En cinq minutes, il atteint le cerveau, traversant facilement la barrière hémato-encéphalique qui protège habituellement le cerveau des substances nocives. « Une part relativement importante de l’alcool se retrouve dans le cerveau des jeunes, et c’est une autre raison pour laquelle les jeunes sont plus susceptibles de souffrir d’une intoxication alcoolique », explique Roodbeen. Même si les humains arrêtent de grandir à 21 ans, leur cerveau continue de se développer bien au-delà de 25 ans, préviennent les experts. Les changements qui se produisent à l’intérieur du crâne sont tout aussi importants. Dans le passé, on pensait que le développement neuronal s’arrêtait à l’adolescence, mais une série de recherches récentes montrent que le cerveau de l’adolescent subit un recâblage complexe qui ne se termine qu’à l’âge de 25 ans au moins.
Les changements les plus importants incluent une diminution de la « matière grise », car le cerveau élimine les synapses qui permettent à une cellule de communiquer avec une autre. Dans le même temps, la substance blanche des connexions à longue distance appelées axones recouvertes de graisse isolante a tendance à proliférer. « Ils sont comme les autoroutes du cerveau », explique Lindsay Squeglia, neuropsychologue à l’Université médicale de Caroline du Sud. Le résultat est un réseau neuronal plus efficace, capable de traiter les informations plus rapidement. Le système limbique, impliqué dans le plaisir et l’enthousiasme, est le premier à mûrir. « Ces zones ressemblent complètement à celles d’un adulte à l’adolescence », explique Squeglia. Le cortex préfrontal, situé derrière le front, mûrit plus lentement. Cette région est responsable de la pensée d’ordre supérieur, notamment de la régulation émotionnelle, de la prise de décision et de la maîtrise de soi.

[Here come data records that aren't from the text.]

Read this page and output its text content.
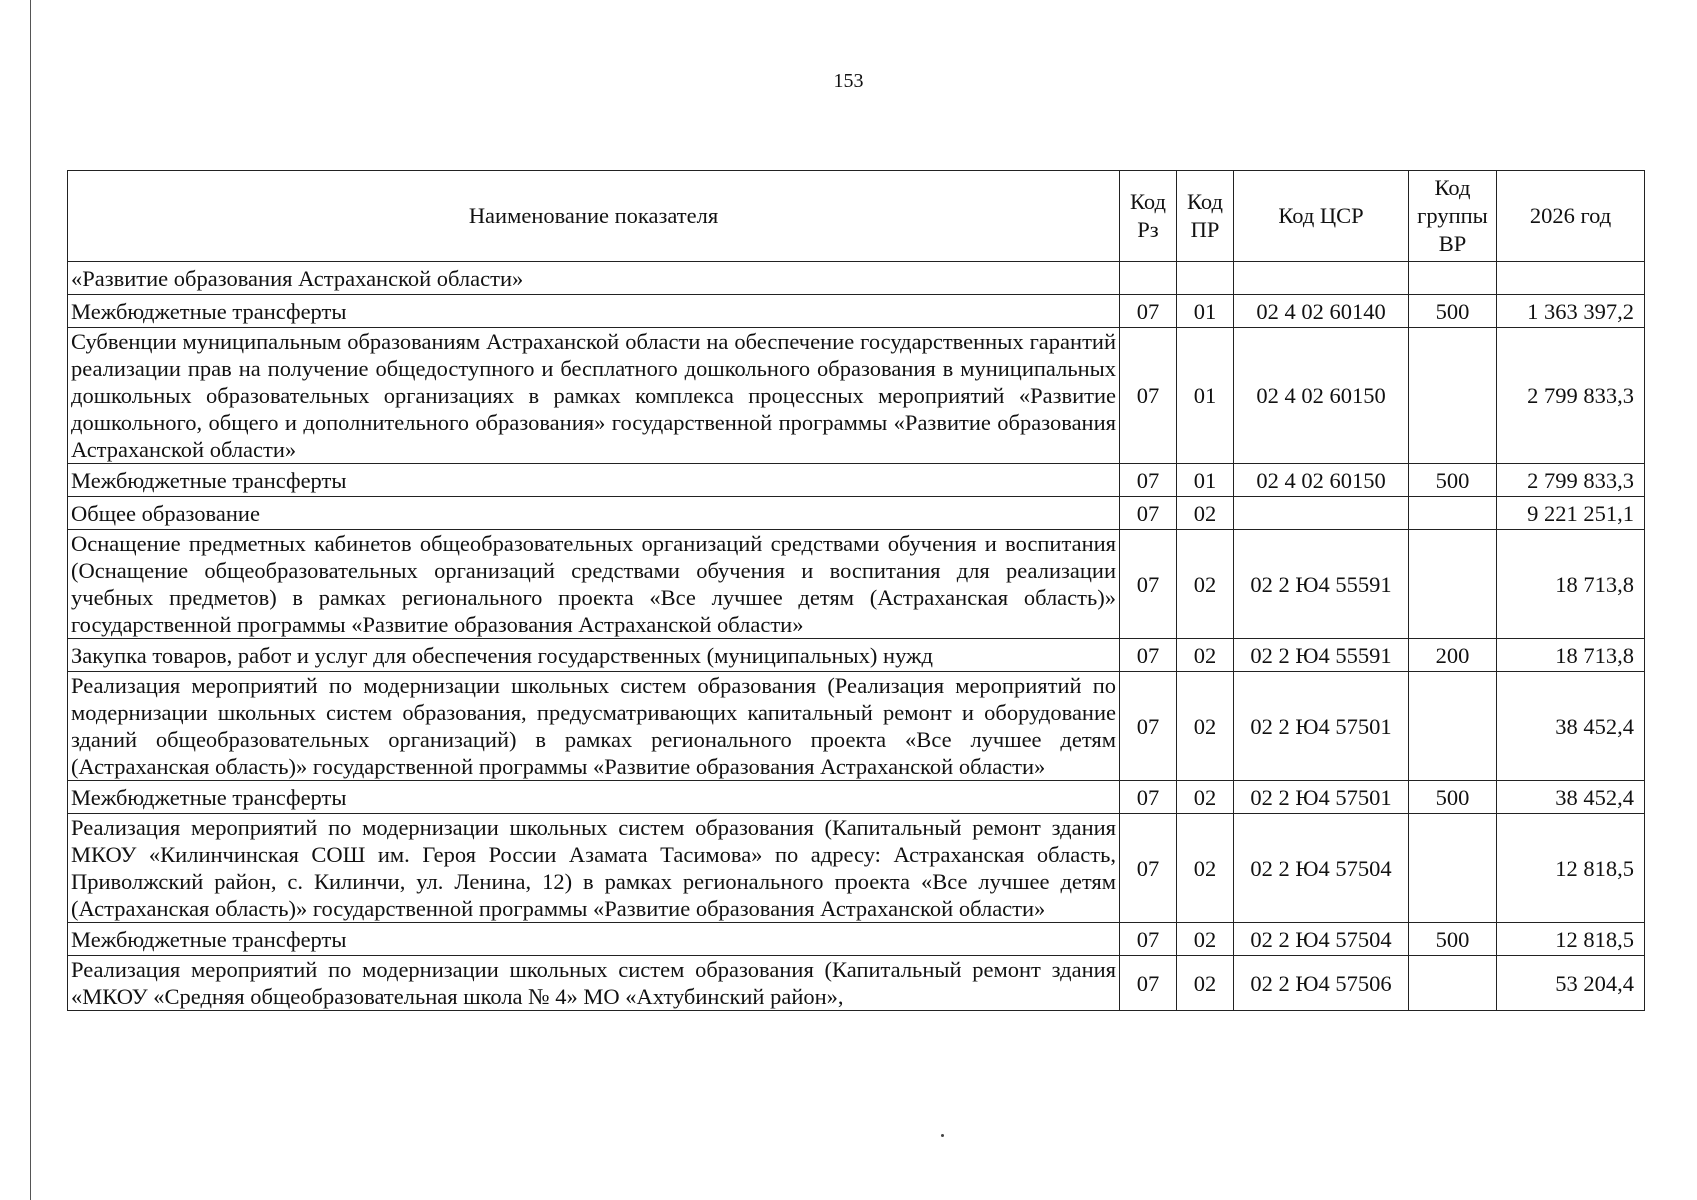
153
Наименование показателя	Код Рз	Код ПР	Код ЦСР	Код группы ВР	2026 год
«Развитие образования Астраханской области»					
Межбюджетные трансферты	07	01	02 4 02 60140	500	1 363 397,2
Субвенции муниципальным образованиям Астраханской области на обеспечение государственных гарантий реализации прав на получение общедоступного и бесплатного дошкольного образования в муниципальных дошкольных образовательных организациях в рамках комплекса процессных мероприятий «Развитие дошкольного, общего и дополнительного образования» государственной программы «Развитие образования Астраханской области»	07	01	02 4 02 60150		2 799 833,3
Межбюджетные трансферты	07	01	02 4 02 60150	500	2 799 833,3
Общее образование	07	02			9 221 251,1
Оснащение предметных кабинетов общеобразовательных организаций средствами обучения и воспитания (Оснащение общеобразовательных организаций средствами обучения и воспитания для реализации учебных предметов) в рамках регионального проекта «Все лучшее детям (Астраханская область)» государственной программы «Развитие образования Астраханской области»	07	02	02 2 Ю4 55591		18 713,8
Закупка товаров, работ и услуг для обеспечения государственных (муниципальных) нужд	07	02	02 2 Ю4 55591	200	18 713,8
Реализация мероприятий по модернизации школьных систем образования (Реализация мероприятий по модернизации школьных систем образования, предусматривающих капитальный ремонт и оборудование зданий общеобразовательных организаций) в рамках регионального проекта «Все лучшее детям (Астраханская область)» государственной программы «Развитие образования Астраханской области»	07	02	02 2 Ю4 57501		38 452,4
Межбюджетные трансферты	07	02	02 2 Ю4 57501	500	38 452,4
Реализация мероприятий по модернизации школьных систем образования (Капитальный ремонт здания МКОУ «Килинчинская СОШ им. Героя России Азамата Тасимова» по адресу: Астраханская область, Приволжский район, с. Килинчи, ул. Ленина, 12) в рамках регионального проекта «Все лучшее детям (Астраханская область)» государственной программы «Развитие образования Астраханской области»	07	02	02 2 Ю4 57504		12 818,5
Межбюджетные трансферты	07	02	02 2 Ю4 57504	500	12 818,5
Реализация мероприятий по модернизации школьных систем образования (Капитальный ремонт здания «МКОУ «Средняя общеобразовательная школа № 4» МО «Ахтубинский район»,	07	02	02 2 Ю4 57506		53 204,4
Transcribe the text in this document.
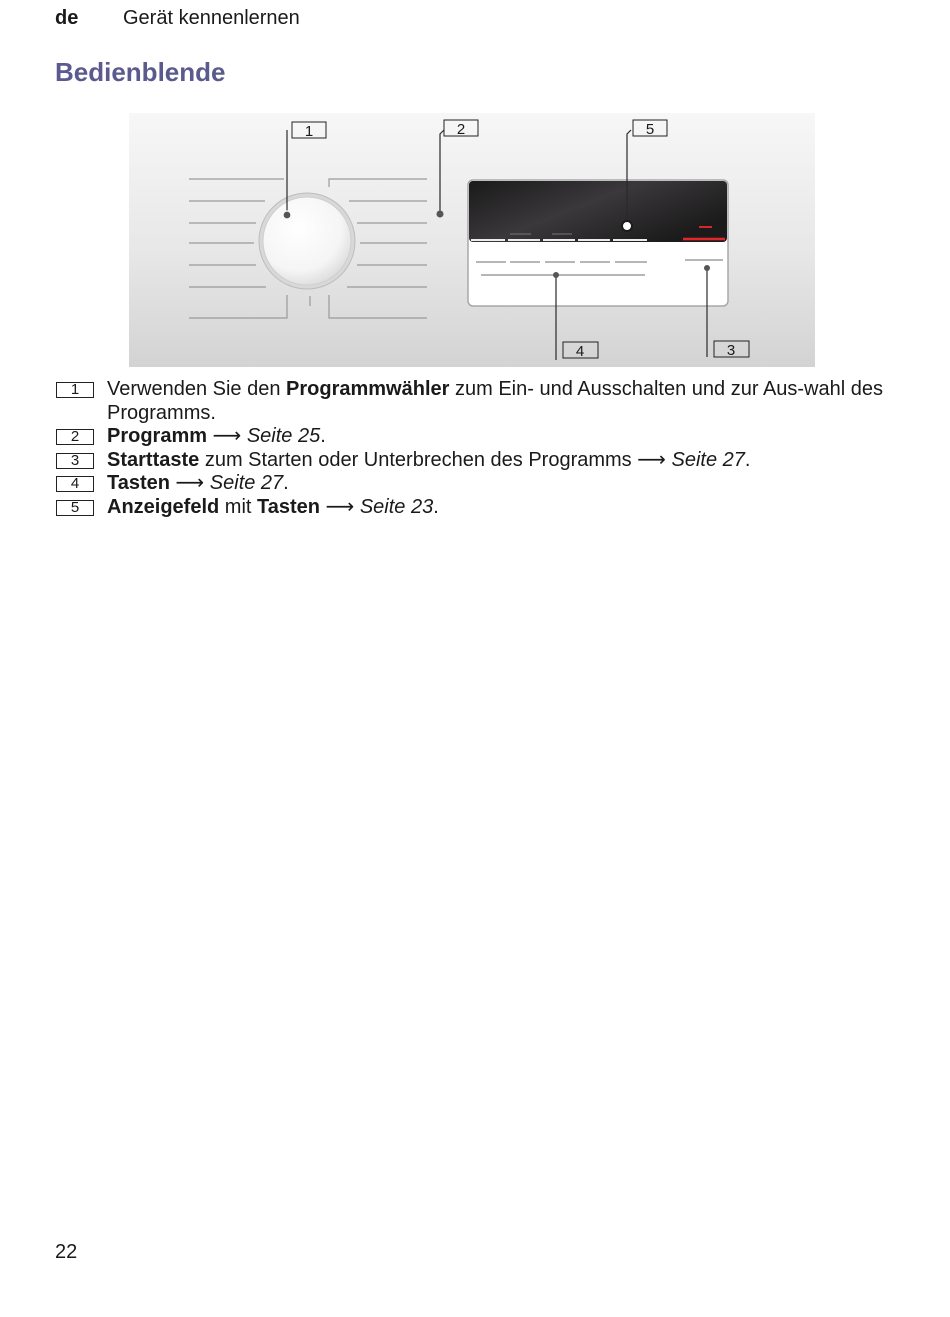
de Gerät kennenlernen
Bedienblende
1	2	5
4	3
1	Verwenden Sie den Programmwähler zum Ein- und Ausschalten und zur Aus-wahl des Programms.
2	Programm ⟶ Seite 25.
3	Starttaste zum Starten oder Unterbrechen des Programms ⟶ Seite 27.
4	Tasten ⟶ Seite 27.
5	Anzeigefeld mit Tasten ⟶ Seite 23.
22
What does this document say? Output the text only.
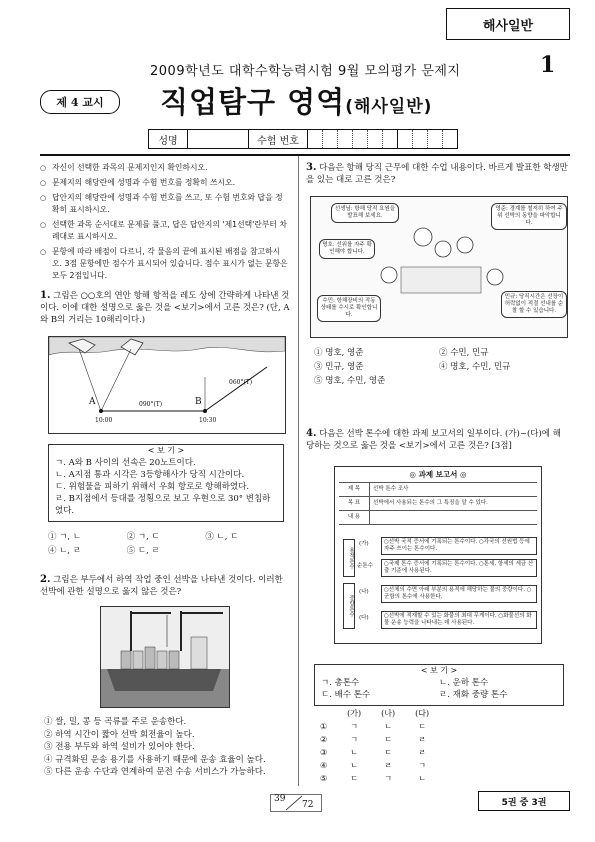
해사일반
2009학년도 대학수학능력시험 9월 모의평가 문제지	1
제 4 교시	직업탐구 영역(해사일반)
성명	수험 번호
○ 자신이 선택한 과목의 문제지인지 확인하시오.
○ 문제지의 해당란에 성명과 수험 번호를 정확히 쓰시오.
○ 답안지의 해당란에 성명과 수험 번호를 쓰고, 또 수험 번호와 답을 정확히 표시하시오.
○ 선택한 과목 순서대로 문제를 풀고, 답은 답안지의 '제1선택'란부터 차례대로 표시하시오.
○ 문항에 따라 배점이 다르니, 각 물음의 끝에 표시된 배점을 참고하시오. 3점 문항에만 점수가 표시되어 있습니다. 점수 표시가 없는 문항은 모두 2점입니다.
1. 그림은 ○○호의 연안 항해 항적을 레도 상에 간략하게 나타낸 것이다. 이에 대한 설명으로 옳은 것을 <보기>에서 고른 것은? (단, A와 B의 거리는 10해리이다.)
A	B
10:00	10:30
090°(T)
060°(T)
< 보 기 >
ㄱ. A와 B 사이의 선속은 20노트이다.
ㄴ. A지점 통과 시각은 3등항해사가 당직 시간이다.
ㄷ. 위험물을 피하기 위해서 우회 항로로 항해하였다.
ㄹ. B지점에서 등대를 정횡으로 보고 우현으로 30° 변침하였다.
① ㄱ, ㄴ	② ㄱ, ㄷ	③ ㄴ, ㄷ
④ ㄴ, ㄹ	⑤ ㄷ, ㄹ
2. 그림은 부두에서 하역 작업 중인 선박을 나타낸 것이다. 이러한 선박에 관한 설명으로 옳지 않은 것은?
① 쌀, 밀, 콩 등 곡류를 주로 운송한다.
② 하역 시간이 짧아 선박 회전율이 높다.
③ 전용 부두와 하역 설비가 있어야 한다.
④ 규격화된 운송 용기를 사용하기 때문에 운송 효율이 높다.
⑤ 다른 운송 수단과 연계하여 문전 수송 서비스가 가능하다.
3. 다음은 항해 당직 근무에 대한 수업 내용이다. 바르게 발표한 학생만을 있는 대로 고른 것은?
선생님: 항해 당직 요원을 발표해 보세요.
명호: 선위를 자주 확인해야 합니다.
영준: 경계를 철저히 하여 주위 선박의 동향을 파악합니다.
수민: 항해장비의 작동 상태를 수시로 확인합니다.
민규: 당직시간은 선장이 허락없이 적절 선내를 순찰 할 수 있습니다.
① 명호, 영준	② 수민, 민규
③ 민규, 영준	④ 명호, 수민, 민규
⑤ 명호, 수민, 영준
4. 다음은 선박 톤수에 대한 과제 보고서의 일부이다. (가)~(다)에 해당하는 것으로 옳은 것을 <보기>에서 고른 것은? [3점]
◎ 과제 보고서 ◎
제 목	선박 톤수 조사
목 표	선박에서 사용되는 톤수의 그 특징을 알 수 있다.
내 용
용적톤수
중량톤수
(가)	○선박 국적 증서에 기록되는 톤수이다. ○각국의 선원법 등에 자주 쓰이는 톤수이다.
순톤수	○국제 톤수 증서에 기록되는 톤수이다. ○톤세, 항세의 세금 산출 기준에 사용된다.
(나)	○선체의 수면 아래 부분의 용적에 해당하는 물의 중량이다. ○군함의 톤수에 사용한다.
(다)	○선박에 적재할 수 있는 화물의 최대 무게이다. ○화물선의 화물 운송 능력을 나타내는 데 사용된다.
< 보 기 >
ㄱ. 총톤수	ㄴ. 운하 톤수
ㄷ. 배수 톤수	ㄹ. 재화 중량 톤수
	(가)	(나)	(다)
①	ㄱ	ㄴ	ㄷ
②	ㄱ	ㄷ	ㄹ
③	ㄴ	ㄷ	ㄹ
④	ㄴ	ㄹ	ㄱ
⑤	ㄷ	ㄱ	ㄴ
39
72	5권 중 3권
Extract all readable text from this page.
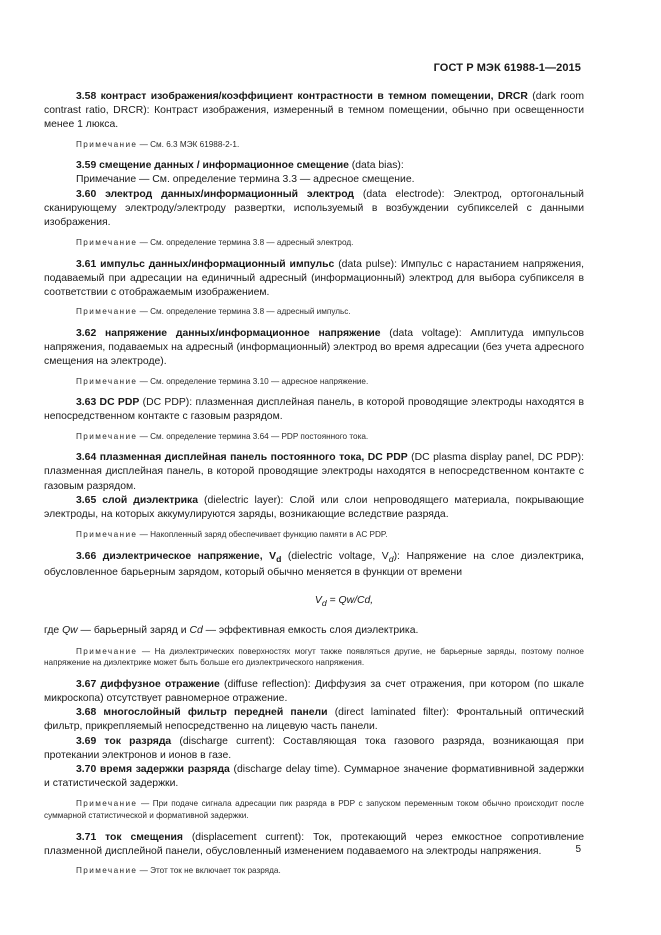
ГОСТ Р МЭК 61988-1—2015

3.58 контраст изображения/коэффициент контрастности в темном помещении, DRCR (dark room contrast ratio, DRCR): Контраст изображения, измеренный в темном помещении, обычно при освещенности менее 1 люкса.

Примечание — См. 6.3 МЭК 61988-2-1.

3.59 смещение данных / информационное смещение (data bias):

Примечание — См. определение термина 3.3 — адресное смещение.

3.60 электрод данных/информационный электрод (data electrode): Электрод, ортогональный сканирующему электроду/электроду развертки, используемый в возбуждении субпикселей с данными изображения.

Примечание — См. определение термина 3.8 — адресный электрод.

3.61 импульс данных/информационный импульс (data pulse): Импульс с нарастанием напряжения, подаваемый при адресации на единичный адресный (информационный) электрод для выбора субпикселя в соответствии с отображаемым изображением.

Примечание — См. определение термина 3.8 — адресный импульс.

3.62 напряжение данных/информационное напряжение (data voltage): Амплитуда импульсов напряжения, подаваемых на адресный (информационный) электрод во время адресации (без учета адресного смещения на электроде).

Примечание — См. определение термина 3.10 — адресное напряжение.

3.63 DC PDP (DC PDP): плазменная дисплейная панель, в которой проводящие электроды находятся в непосредственном контакте с газовым разрядом.

Примечание — См. определение термина 3.64 — PDP постоянного тока.

3.64 плазменная дисплейная панель постоянного тока, DC PDP (DC plasma display panel, DC PDP): плазменная дисплейная панель, в которой проводящие электроды находятся в непосредственном контакте с газовым разрядом.

3.65 слой диэлектрика (dielectric layer): Слой или слои непроводящего материала, покрывающие электроды, на которых аккумулируются заряды, возникающие вследствие разряда.

Примечание — Накопленный заряд обеспечивает функцию памяти в AC PDP.

3.66 диэлектрическое напряжение, $V_d$ (dielectric voltage, $V_d$): Напряжение на слое диэлектрика, обусловленное барьерным зарядом, который обычно меняется в функции от времени

$V_d = Qw/Cd$,

где Qw — барьерный заряд и Cd — эффективная емкость слоя диэлектрика.

Примечание — На диэлектрических поверхностях могут также появляться другие, не барьерные заряды, поэтому полное напряжение на диэлектрике может быть больше его диэлектрического напряжения.

3.67 диффузное отражение (diffuse reflection): Диффузия за счет отражения, при котором (по шкале микроскопа) отсутствует равномерное отражение.

3.68 многослойный фильтр передней панели (direct laminated filter): Фронтальный оптический фильтр, прикрепляемый непосредственно на лицевую часть панели.

3.69 ток разряда (discharge current): Составляющая тока газового разряда, возникающая при протекании электронов и ионов в газе.

3.70 время задержки разряда (discharge delay time). Суммарное значение формативнивной задержки и статистической задержки.

Примечание — При подаче сигнала адресации пик разряда в PDP с запуском переменным током обычно происходит после суммарной статистической и формативной задержки.

3.71 ток смещения (displacement current): Ток, протекающий через емкостное сопротивление плазменной дисплейной панели, обусловленный изменением подаваемого на электроды напряжения.

Примечание — Этот ток не включает ток разряда.

5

Le déséquilibre relatif du développement de ces deux régions peut expliquer pourquoi les adolescents et les jeunes adultes ont tendance à prendre plus de risques que les adultes. « Beaucoup de gens décrivent le cerveau des adolescents comme doté d’un accélérateur pleinement développé, sans freins », explique Squeglia. Et baigner nos neurones dans l’alcool (connu pour libérer les inhibitions) ne peut qu’amplifier cette recherche de sensations fortes. Pour les adolescents particulièrement impétueux, l’alcool peut créer un cercle vicieux de mauvais comportements et de délinquance. « Les enfants plus impulsifs ont tendance à boire davantage, et boire provoque alors plus d’impulsivité », explique Squeglia.
Selon des études, la gueule de bois a tendance à être pire chez les jeunes, car la membrane qui protège le cerveau n’est pas complètement formée. À des fréquences et des volumes suffisamment élevés, la consommation d’alcool chez les adolescents pourrait nuire au développement cérébral à long terme. Des études longitudinales montrent qu’une consommation précoce d’alcool est associée à un déclin plus rapide de la matière grise, tandis que la croissance de la substance blanche est retardée. « Ces autoroutes ne sont pas autant pavées pour les enfants qui commencent à boire », explique Squeglia. Les conséquences peuvent ne pas être immédiatement évidentes lors des tests cognitifs. Dans un cerveau jeune, les régions responsables de la résolution des problèmes peuvent travailler un peu plus fort pour compenser les déficits.